Enterprise architecture: the heart of resilience

During the 2020 pandemic, enterprise architecture teams have been in great demand for the immediate and future migration of business applications to the cloud - depending on their business criticality, feasibility, security, budget, development strategies, etc. EA teams have also been crucial to accelerating the digitization of processes, like remote contract signing for example. 

Enterprise architects are part of a multidisciplinary team able to understand company structure, as well as the transformation projects that will support a rapid rebound once the crisis has passed. Enterprise architects can capture company strategy and translate objectives into the necessary business capabilities. While working alongside business analysts, application owners, IT and solution architects, enterprise architects can translate business objectives into clearly defined business transformation projects. 

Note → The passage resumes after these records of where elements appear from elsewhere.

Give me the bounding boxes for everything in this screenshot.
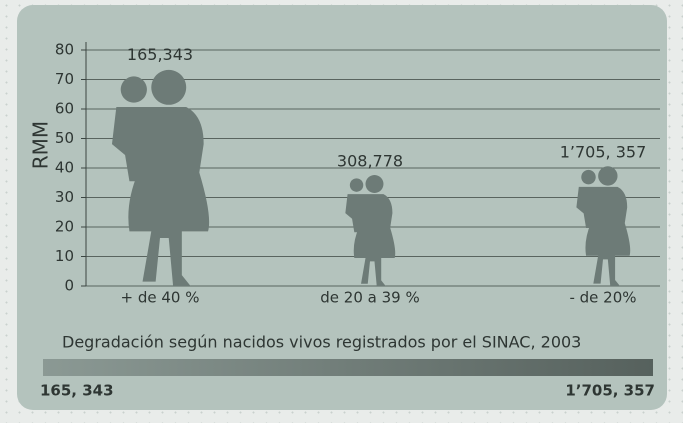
y-tick-label: 50: [55, 129, 74, 147]
x-tick-label: de 20 a 39 %: [320, 289, 419, 307]
y-tick-label: 0: [64, 277, 74, 295]
y-tick-label: 80: [55, 41, 74, 59]
annotation: 165,343: [127, 45, 193, 64]
scale-min-label: 165, 343: [40, 382, 114, 400]
y-tick-label: 30: [55, 188, 74, 206]
x-tick-label: - de 20%: [569, 289, 636, 307]
scale-max-label: 1’705, 357: [565, 382, 655, 400]
y-tick-label: 20: [55, 218, 74, 236]
scale-bar: [43, 359, 653, 376]
y-axis-label: RMM: [29, 121, 53, 169]
y-tick-label: 70: [55, 70, 74, 88]
y-tick-label: 60: [55, 100, 74, 118]
x-tick-label: + de 40 %: [121, 289, 200, 307]
annotation: 308,778: [337, 151, 403, 170]
annotation: 1’705, 357: [560, 143, 647, 162]
scale-title: Degradación según nacidos vivos registra…: [62, 333, 581, 352]
y-tick-label: 10: [55, 247, 74, 265]
y-tick-label: 40: [55, 159, 74, 177]
chart: RMM Degradación según nacidos vivos regi…: [0, 0, 683, 423]
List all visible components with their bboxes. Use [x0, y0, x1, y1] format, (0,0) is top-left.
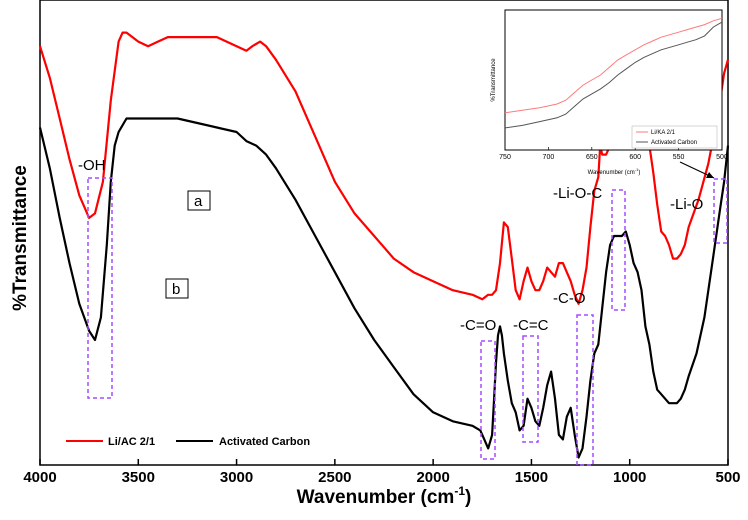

As the digitalization of business accelerates, enterprise architects are increasingly becoming the essential interface between IT and the wider business. In times of crisis, they play a key role in facilitating business continuity by focusing resources on the organization’s critical capabilities.

A well-built and outcome-driven enterprise architecture function provides a bedrock of business resilience. This is necessary for organizations to be best placed to survive crises such as the Covid-19 pandemic, and to thrive post-crisis. This helps to accelerate recovery efforts once the crisis has passed, and for setting the foundations for making the most of the opportunities the new environment presents.